How I stop buying stuff I do not need. I used to buy stuff anyhow, anything I fancied I’d buy it. Even if this means buying credit. One day, I had a wake-up call; I found myself with many pieces of stuff that I was not using. Stuff was everywhere; they were stacked in the wardrobe, under the bed, any available space was occupied by things I wasn’t using. Things take a lot of space in my average bedroom, and I have to say I have several arguments with my partner about the issue. He didn’t have enough room for his own belongings. I knew it wasn’t fair, that I had to do something. Not only I wasn’t using the items, some were still in their original packaging, but also, I largely overused my credit card. I decided to take action, and with consistency, I succeeded. Here is what I did.

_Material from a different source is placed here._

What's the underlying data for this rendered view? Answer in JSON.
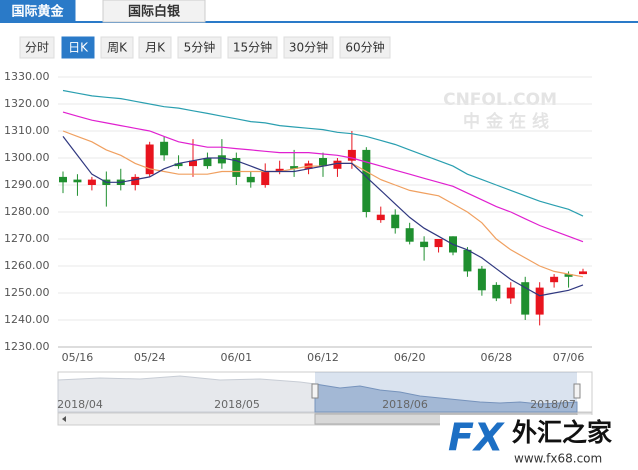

GO TO THE ROOT OF THE PROBLEM
I sat down and put all the possible reasons why I was behaving this way on paper. I discovered in my case that I wasn’t really aligned with my actual reality. I moved country, and items are more accessible and affordable than in my original country. So, whenever I see something nice, I think it’ll be nice to have this thing, and I think of all the ways I could use the stuff in my original country.
But I was in the new country to stay, years after years, I kept the same mentality. Once I identified the root problem, I decided to first change my way of thinking and fully accept my new reality. And deal with all the things I have accumulated all this while
MAKE AN INVENTORY OF ALL THE PIECES OF STUFF
Make an inventory of all the accumulated and unused items. Put them by category to have a clear picture of the full extent of the issue. In my case, I put handbags, clothing items, shoes, makeup, skincare products, small kitchen accessories and appliances together… I was gobsmacked by the result. There were big piles of everything. I donated some items and sold some.
HAVING A BUDGET
My next step was to put into place a budget. I never took budgeting seriously, but I have decided to do it, not try it but do it. The aim at first was not to save money but to clear my debt. I have decided to keep the process simple by not using any fancy app and deter my motivation. I just put down my primary income and all my mandatory bills, cutting straight away anything that is not absolutely necessary. Once I had a precise idea of my mandatory spending, I set up a direct debit with my credit card company to pay my debt with the remaining cash, to prevent the temptation of using it for something else.
DECLUTTER MY MAILING LIST
In the process, I proceed to unsubscribe to nearly all my favourites’ shops. To stop the temptation altogether. I will not be tempted if I do not see their enticing, attractive offers. This work to some extent. Because I still see shops when I am out, the temptation is still there. So along with giving a makeover to my email list, I cut down my physical visits to town. That helps a lot.
In addition to all that, I have unfollowed many social influencers and other beauty gurus who always bring the latest trend in new products and fashion.
TAKE TIME FOR REFLECTION
It hasn’t been all easy, they are times when I couldn’t help but just give in. I was aware that I could quickly go back to my old ways. When temptation was too big, and I couldn’t resist anymore, I made a rule to not purchase on the same day. I do it by putting the item in my basket and then giving myself some additional time of reflection, usually 48 hours. During this time of reflection, I try to determine if the item is a need or a want. If after 48 hours I still hardly desire the thing, I buy it; if not, I remove it from my basket. Most of the time, I removed it.
HAVE ALTERNATIVES WAYS
To help reinforce my decision, my resolution. I cuff off all the triggers causing me to spend and buy. Things like unsubscribing from shops, unfollowing beauty gurus and other influencers, reducing my visits to town…
But by doing so, I found myself with a lot of free time. So, to avoid falling back in my old ways, I looked for some constructive ways to fill this time without spending money shopping. I looked for new hobbies, and I became interested in books, reading, sewing. Those keep me very busy now.
How I stop buying stuff I do not need. Simply by having an ardent desire, and by sticking to my resolution, involving:
- Going to the root of the problem,
- Making an inventory of all the pieces of stuff,
- Having a budget,
- Decluttering my mailing list,
- Taking time for reflection,
- Having alternative ways.
This is how I have proceeded, and it works wonderfully for me. I am confident it’ll work for you, too, if replicated.